There are "scavengers" out there who buy a company if its assets are worth more than the market cap, close down the company or otherwise spin out the assets, and thus earn more than they paid for the shares.


> That's not true, shares are a share of the companies assets and future dividends.

Possibly true 20 or 30 years ago, but now shares are speculative assets, their worth determined by what the market thinks they might be bought for by a greater fool.


Only for companies who are profitable or might be profitable in the future.

If the company has no chance at future profit, it becomes a simple share of assets. There are plenty of companies with assets only and no revenue or employees.


There are tons of examples of unprofitable companies, with no visible prospect of ever becoming profitable, trading at increasingly-higher values. Every tech bubble has their share of these.


yeah but 23andme was already falling when she wanted to buy the shares. It was overvalued and people already lost trust at the site.


Are assets not also worth "what somebody wants to pay for them"?


If that’s the case then the likelihood of the remaining net assets being worth more than $8/share are even lower.


I can’t 100% say you are wrong but I can 99% say you are wrong.


What does $8/share value the company at?


board probably thinks the assets remaining after the bankruptcy pays off the creditors is more than the $8/share?


Just because your batna is shit doesn’t mean you should sign everything.


Wouldn't be surprised if Wojcicki faces a class action suit over fiduciary responsibility.


No point in doing this. Just enriches the lawyers. Then Wojicki just flees the country and skirts any responsibility.


Interpol warrant or similar is a powerful career and life crapper, most people prefer avoiding that and triple that for CEOs and their comfy global lifestyles.


Couldn't she just buy 2% of the company at the market price?


It might not be possible if there are tagalong/dragalong agreements. And from the perspective of a shareholder, the shares might become a bit of a riskier proposition if you allow her to control the company, vs the current status quo.


Yes but she will still have to abide by the covenants.

And those might include things preventing majority owner from buying everything at $0.01 per share.


Wait, if they declare bankruptcy can’t they be bought at a fire sale by this CEO’s friends finally?
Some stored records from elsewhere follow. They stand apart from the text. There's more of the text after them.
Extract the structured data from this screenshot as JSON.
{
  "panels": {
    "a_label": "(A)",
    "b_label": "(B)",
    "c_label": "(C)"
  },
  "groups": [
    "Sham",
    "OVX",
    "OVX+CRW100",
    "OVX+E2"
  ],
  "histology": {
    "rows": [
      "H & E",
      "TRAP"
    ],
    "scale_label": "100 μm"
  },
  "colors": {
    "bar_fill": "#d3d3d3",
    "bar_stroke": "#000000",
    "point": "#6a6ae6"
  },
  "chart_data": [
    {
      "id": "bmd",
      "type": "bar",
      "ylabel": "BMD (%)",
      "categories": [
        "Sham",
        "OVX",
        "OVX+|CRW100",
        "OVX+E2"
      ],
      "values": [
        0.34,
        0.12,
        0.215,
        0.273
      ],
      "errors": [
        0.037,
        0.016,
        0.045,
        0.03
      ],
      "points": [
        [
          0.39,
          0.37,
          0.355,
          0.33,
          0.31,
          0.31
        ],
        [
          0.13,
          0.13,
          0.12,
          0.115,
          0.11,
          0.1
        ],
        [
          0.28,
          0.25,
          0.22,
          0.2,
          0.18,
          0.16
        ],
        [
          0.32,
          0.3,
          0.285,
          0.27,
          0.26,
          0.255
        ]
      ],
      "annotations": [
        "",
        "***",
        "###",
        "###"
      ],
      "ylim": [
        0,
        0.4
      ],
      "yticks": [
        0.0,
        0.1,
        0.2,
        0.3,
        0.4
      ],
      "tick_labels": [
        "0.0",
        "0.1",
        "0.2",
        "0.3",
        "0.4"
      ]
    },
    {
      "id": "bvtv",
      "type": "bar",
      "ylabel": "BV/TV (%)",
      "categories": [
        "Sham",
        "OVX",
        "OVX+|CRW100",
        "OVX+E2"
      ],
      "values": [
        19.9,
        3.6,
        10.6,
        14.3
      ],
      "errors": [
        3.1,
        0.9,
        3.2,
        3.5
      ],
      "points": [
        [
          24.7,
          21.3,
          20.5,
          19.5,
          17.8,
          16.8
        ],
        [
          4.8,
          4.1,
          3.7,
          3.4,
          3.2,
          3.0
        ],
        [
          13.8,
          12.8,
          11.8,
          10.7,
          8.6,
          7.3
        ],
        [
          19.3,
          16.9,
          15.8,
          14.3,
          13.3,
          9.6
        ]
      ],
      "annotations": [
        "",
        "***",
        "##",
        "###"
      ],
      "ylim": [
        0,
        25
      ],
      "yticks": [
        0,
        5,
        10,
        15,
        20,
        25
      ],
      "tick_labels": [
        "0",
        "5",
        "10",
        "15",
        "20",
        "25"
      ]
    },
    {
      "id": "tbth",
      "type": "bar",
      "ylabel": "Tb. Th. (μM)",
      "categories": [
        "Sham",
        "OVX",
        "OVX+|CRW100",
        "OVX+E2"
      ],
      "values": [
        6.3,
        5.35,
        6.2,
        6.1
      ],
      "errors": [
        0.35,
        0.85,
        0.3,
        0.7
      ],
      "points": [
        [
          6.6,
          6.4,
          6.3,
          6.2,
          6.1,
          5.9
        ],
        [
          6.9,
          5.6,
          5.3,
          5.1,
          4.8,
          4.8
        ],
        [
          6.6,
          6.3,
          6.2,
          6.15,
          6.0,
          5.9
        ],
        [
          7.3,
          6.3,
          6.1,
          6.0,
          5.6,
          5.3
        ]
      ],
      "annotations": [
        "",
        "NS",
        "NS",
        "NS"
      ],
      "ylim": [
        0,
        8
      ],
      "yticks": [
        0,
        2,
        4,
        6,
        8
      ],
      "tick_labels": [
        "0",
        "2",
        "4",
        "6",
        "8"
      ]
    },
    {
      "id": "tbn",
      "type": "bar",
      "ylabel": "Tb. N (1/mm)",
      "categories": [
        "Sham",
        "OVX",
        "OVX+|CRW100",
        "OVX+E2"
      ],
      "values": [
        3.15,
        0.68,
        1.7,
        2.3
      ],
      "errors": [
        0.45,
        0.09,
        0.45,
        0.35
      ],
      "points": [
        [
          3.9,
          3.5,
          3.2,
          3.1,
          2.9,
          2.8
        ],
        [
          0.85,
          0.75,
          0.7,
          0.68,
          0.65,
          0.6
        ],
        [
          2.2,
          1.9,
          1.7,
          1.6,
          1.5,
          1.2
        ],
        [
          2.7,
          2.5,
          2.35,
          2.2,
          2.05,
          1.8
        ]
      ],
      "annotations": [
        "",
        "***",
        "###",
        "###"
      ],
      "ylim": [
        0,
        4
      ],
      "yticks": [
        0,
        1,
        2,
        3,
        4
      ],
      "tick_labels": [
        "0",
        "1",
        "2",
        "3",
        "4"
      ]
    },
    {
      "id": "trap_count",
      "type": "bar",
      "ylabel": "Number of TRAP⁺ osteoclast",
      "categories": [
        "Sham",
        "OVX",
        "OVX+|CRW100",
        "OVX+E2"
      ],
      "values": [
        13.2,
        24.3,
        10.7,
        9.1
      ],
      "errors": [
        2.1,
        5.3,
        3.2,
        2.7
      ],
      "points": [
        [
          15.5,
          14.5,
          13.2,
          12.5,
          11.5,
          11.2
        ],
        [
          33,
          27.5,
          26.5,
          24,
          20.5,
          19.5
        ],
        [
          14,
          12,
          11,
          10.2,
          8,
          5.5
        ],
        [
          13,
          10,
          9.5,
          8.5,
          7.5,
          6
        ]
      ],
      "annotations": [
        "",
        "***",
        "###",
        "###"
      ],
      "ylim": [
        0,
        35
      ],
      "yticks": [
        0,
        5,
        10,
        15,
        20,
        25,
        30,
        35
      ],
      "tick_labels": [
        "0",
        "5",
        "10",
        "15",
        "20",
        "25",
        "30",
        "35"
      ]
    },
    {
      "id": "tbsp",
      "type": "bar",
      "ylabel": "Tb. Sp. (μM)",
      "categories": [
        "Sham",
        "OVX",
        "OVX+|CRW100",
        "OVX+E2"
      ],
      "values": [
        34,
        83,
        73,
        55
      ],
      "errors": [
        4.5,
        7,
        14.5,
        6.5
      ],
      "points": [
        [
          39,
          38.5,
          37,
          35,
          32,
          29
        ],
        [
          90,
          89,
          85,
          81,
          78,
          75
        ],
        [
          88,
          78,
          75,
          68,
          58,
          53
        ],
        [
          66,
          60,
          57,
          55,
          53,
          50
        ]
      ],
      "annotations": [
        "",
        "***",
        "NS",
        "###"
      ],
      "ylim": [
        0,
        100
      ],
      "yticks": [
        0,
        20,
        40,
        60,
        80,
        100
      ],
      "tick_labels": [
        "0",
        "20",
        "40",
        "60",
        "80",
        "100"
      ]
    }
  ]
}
No need for the friends to be involved -- she resigned prior the the bankruptcy filing so she can participate in the bidding process personally


Yes. And that often happens.


There's a conflict of interest for a CEO to take the company private. They have a incentive to lower the share price as much as possible so they can purchase shares. Looking at you, Dell.


This was a handpicked board too. She could've veered harder into picking cronies.